The lengths of orthologous protein families in Eukarya are almost double the lengths found in Bacteria and Archaea. Here we examine protein structures in 745 genomes and show that protein length differences between superkingdoms arise as much shorter prokaryotic nondomain linker sequences. Eukaryotic, bacterial, and archaeal linkers are 250, 86, and 73 aa residues in length, respectively, whereas folded domain sequences are 281, 280, and 256 residues, respectively. Cryptic domains match linkers (P < 0.0001) with probabilities ranging between 0.022 and 0.042; accordingly, they do not affect length estimates significantly. Linker sequences support intermolecular binding within proteomes and they are probably enriched in intrinsically disordered regions as well. Reductively evolved linker sequence lengths in growth rate maximized cells should be proportional to proteome diversity. By using total in-frame coding capacity of a genome [i.e., coding sequence (CDS)] as a reliable measure of proteome diversity, we find linker lengths of prokaryotes clearly evolve in proportion to CDS values, whereas those of eukaryotes are more randomly larger than expected. Domain lengths scarcely change over the entire range of CDS values. Thus, the protein linkers of prokaryotes evolve reductively whereas those of eukaryotes do not.

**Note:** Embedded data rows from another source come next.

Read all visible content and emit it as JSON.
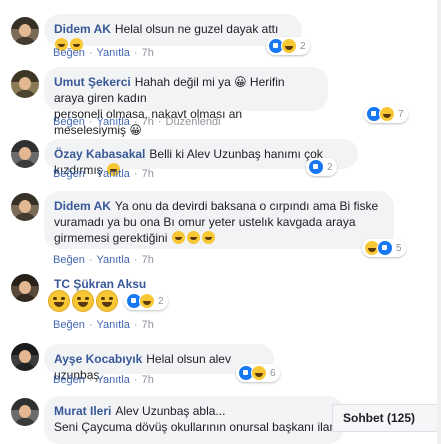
{
  "comments": [
    {
      "author": "Didem AK",
      "text": "Helal olsun ne guzel dayak attı",
      "emoji": "🤣🤣",
      "like_label": "Beğen",
      "reply_label": "Yanıtla",
      "time": "7h",
      "reaction_count": "2"
    },
    {
      "author": "Umut Şekerci",
      "text_line1": "Hahah değil mi ya 😀 Herifin araya giren kadın",
      "text_line2": "personeli olmasa, nakavt olması an meselesiymiş 😀",
      "like_label": "Beğen",
      "reply_label": "Yanıtla",
      "time": "7h",
      "edited_label": "Düzenlendi",
      "reaction_count": "7"
    },
    {
      "author": "Özay Kabasakal",
      "text": "Belli ki Alev Uzunbaş hanımı çok kızdırmış",
      "like_label": "Beğen",
      "reply_label": "Yanıtla",
      "time": "7h",
      "reaction_count": "2"
    },
    {
      "author": "Didem AK",
      "text_line1": "Ya onu da devirdi baksana o cırpındı ama Bi fiske",
      "text_line2": "vuramadı ya bu ona Bı omur yeter ustelık kavgada araya",
      "text_line3": "girmemesi gerektiğini",
      "like_label": "Beğen",
      "reply_label": "Yanıtla",
      "time": "7h",
      "reaction_count": "5"
    },
    {
      "author": "TC Şükran Aksu",
      "like_label": "Beğen",
      "reply_label": "Yanıtla",
      "time": "7h",
      "reaction_count": "2"
    },
    {
      "author": "Ayşe Kocabıyık",
      "text": "Helal olsun alev uzunbaş..",
      "like_label": "Beğen",
      "reply_label": "Yanıtla",
      "time": "7h",
      "reaction_count": "6"
    },
    {
      "author": "Murat Ileri",
      "text_line1": "Alev Uzunbaş abla...",
      "text_line2": "Seni Çaycuma dövüş okullarının onursal başkanı ilan ed"
    }
  ],
  "chat": {
    "label": "Sohbet (125)"
  },
  "colors": {
    "link": "#385898",
    "bubble": "#f2f3f5",
    "like": "#1877f2",
    "haha": "#f7c833"
  }
}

真核生物同源蛋白家族的长度几乎是细菌和古菌的两倍。在这里,我们检查了 745 个基因组中的蛋白质结构,表明超级生物之间的蛋白质长度差异主要来自更短的原核非结构域连接序列。真核生物、细菌和古菌的连接序列分别为 250、86 和 73 个氨基酸残基,而折叠的结构域序列分别为 281、280 和 256 个氨基酸残基。隐藏结构域与连接序列(P < 0.0001)匹配的概率在 0.022 到 0.042 之间;因此,它们不会显著影响长度估计。连接序列支持蛋白质组内的分子间结合,并且它们可能富含内在无序区域。在生长速度最大化的细胞中,还原进化的连接序列长度应该与蛋白质组多样性成比例。通过使用基因组的总框架内编码能力(即编码序列[CDS])作为蛋白质组多样性的可靠度量,我们发现原核生物的连接序列长度显然与 CDS 值成比例进化,而真核生物的连接序列长度则比预期更随机地更大。在整个 CDS 值范围内,结构域长度几乎没有变化。因此,原核生物的蛋白质连接序列是还原进化的,而真核生物的则不是。